O amor estava de chambre verde, recostado na cama cheia de almofadas. As mãos branquíssimas descansando entrelaçadas na altura do peito. Ao lado, um livro aberto e cujo título deixei para ler depois e não fiquei sabendo. Ele mostrou interesse pelo caso do ladrão, de mim e dela. De quando em quando me olhava interrogativo, sugerindo lembranças, mas eu sabia que era por delicadeza, sempre foi delicadíssimo. Atento e desligado. Onde? Onde estaria com seu chambre largo demais. Era devido àquelas dobras todas que fiquei com a impressão de que emagrecera? Duas vezes enxugou o queixo úmido, transpirava. Enfim, fazia calor.

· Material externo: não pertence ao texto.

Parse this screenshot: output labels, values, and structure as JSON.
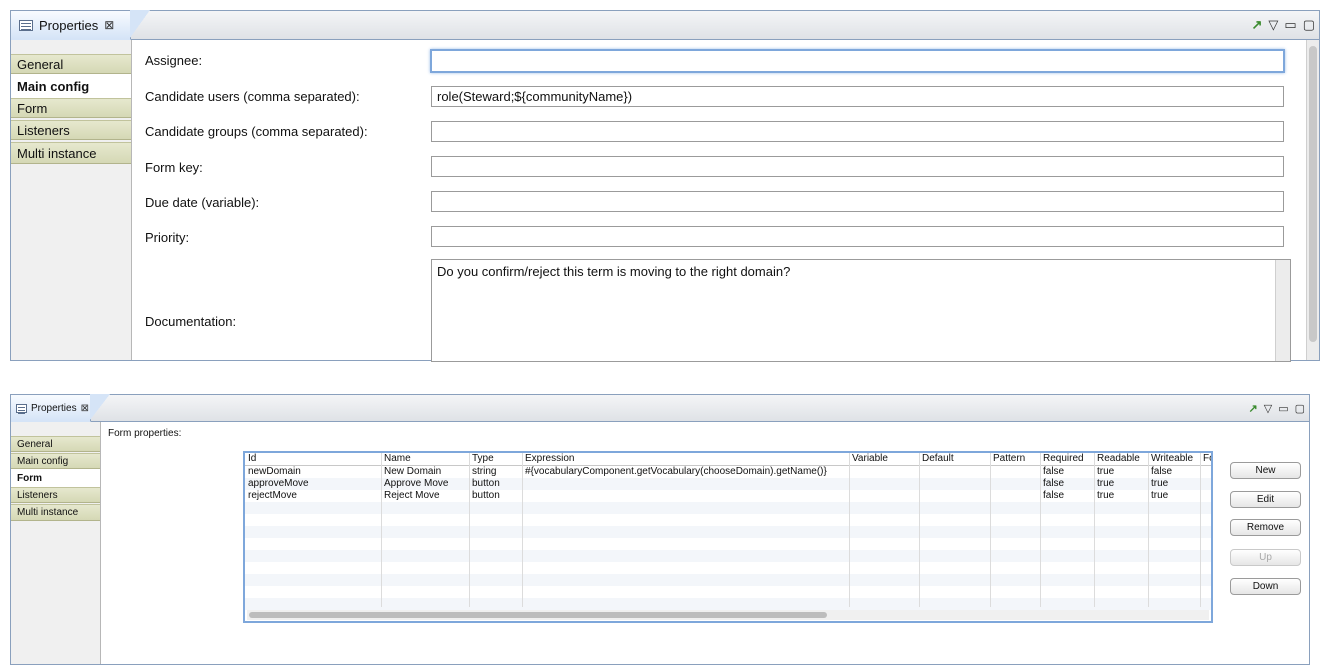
{
  "top_view": {
    "tab_title": "Properties",
    "close_glyph": "⊠",
    "view_controls": {
      "pin_icon": "↗",
      "menu_icon": "▽",
      "minimize_icon": "▭",
      "maximize_icon": "▢"
    },
    "sidebar": [
      {
        "label": "General",
        "active": false
      },
      {
        "label": "Main config",
        "active": true
      },
      {
        "label": "Form",
        "active": false
      },
      {
        "label": "Listeners",
        "active": false
      },
      {
        "label": "Multi instance",
        "active": false
      }
    ],
    "fields": {
      "assignee": {
        "label": "Assignee:",
        "value": ""
      },
      "candidate_users": {
        "label": "Candidate users (comma separated):",
        "value": "role(Steward;${communityName})"
      },
      "candidate_groups": {
        "label": "Candidate groups (comma separated):",
        "value": ""
      },
      "form_key": {
        "label": "Form key:",
        "value": ""
      },
      "due_date": {
        "label": "Due date (variable):",
        "value": ""
      },
      "priority": {
        "label": "Priority:",
        "value": ""
      },
      "documentation": {
        "label": "Documentation:",
        "value": "Do you confirm/reject this term is moving to the right domain?"
      }
    }
  },
  "bottom_view": {
    "tab_title": "Properties",
    "close_glyph": "⊠",
    "view_controls": {
      "pin_icon": "↗",
      "menu_icon": "▽",
      "minimize_icon": "▭",
      "maximize_icon": "▢"
    },
    "sidebar": [
      {
        "label": "General",
        "active": false
      },
      {
        "label": "Main config",
        "active": false
      },
      {
        "label": "Form",
        "active": true
      },
      {
        "label": "Listeners",
        "active": false
      },
      {
        "label": "Multi instance",
        "active": false
      }
    ],
    "form_properties_label": "Form properties:",
    "table": {
      "columns": [
        "Id",
        "Name",
        "Type",
        "Expression",
        "Variable",
        "Default",
        "Pattern",
        "Required",
        "Readable",
        "Writeable",
        "Fo"
      ],
      "rows": [
        [
          "newDomain",
          "New Domain",
          "string",
          "#{vocabularyComponent.getVocabulary(chooseDomain).getName()}",
          "",
          "",
          "",
          "false",
          "true",
          "false",
          ""
        ],
        [
          "approveMove",
          "Approve Move",
          "button",
          "",
          "",
          "",
          "",
          "false",
          "true",
          "true",
          ""
        ],
        [
          "rejectMove",
          "Reject Move",
          "button",
          "",
          "",
          "",
          "",
          "false",
          "true",
          "true",
          ""
        ]
      ]
    },
    "buttons": [
      {
        "label": "New",
        "enabled": true
      },
      {
        "label": "Edit",
        "enabled": true
      },
      {
        "label": "Remove",
        "enabled": true
      },
      {
        "label": "Up",
        "enabled": false
      },
      {
        "label": "Down",
        "enabled": true
      }
    ]
  }
}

Comecei a sentir falta de alguma coisa, era do cigarro? Acendi um e ainda a sensação aflitiva de que alguma coisa faltava, mas o que estava errado ali? Na hora da pílula lilás ela foi buscar o copo dágua e então ele me olhou lá do seu mundo de estruturas. Bolhas. Por um instante relaxei completamente: “Não sei onde está mas sei que não está”, eu disse, e ele perguntou: “Jogar?” Rimos um para o outro.
“Engole, amor, engole” - pediu ela segurando-lhe a cabeça. E voltou-se para mim: - “Preciso ir aqui na casa da mãezinha e minha empregada está fora, você se importa em ficar mais um pouco? Não demoro muito, a casa é ao lado”, acrescentou. Ofereceu-me uísque, não queria mesmo? Se quisesse estava tudo na copa, uísque, gelo, ficasse à vontade. Telefone tocando será que eu podia?...
Saiu e fechou a porta. Fechou-nos. Então descobri o que estava faltando, ô Deus. Agora eu sabia que ele ia morrer.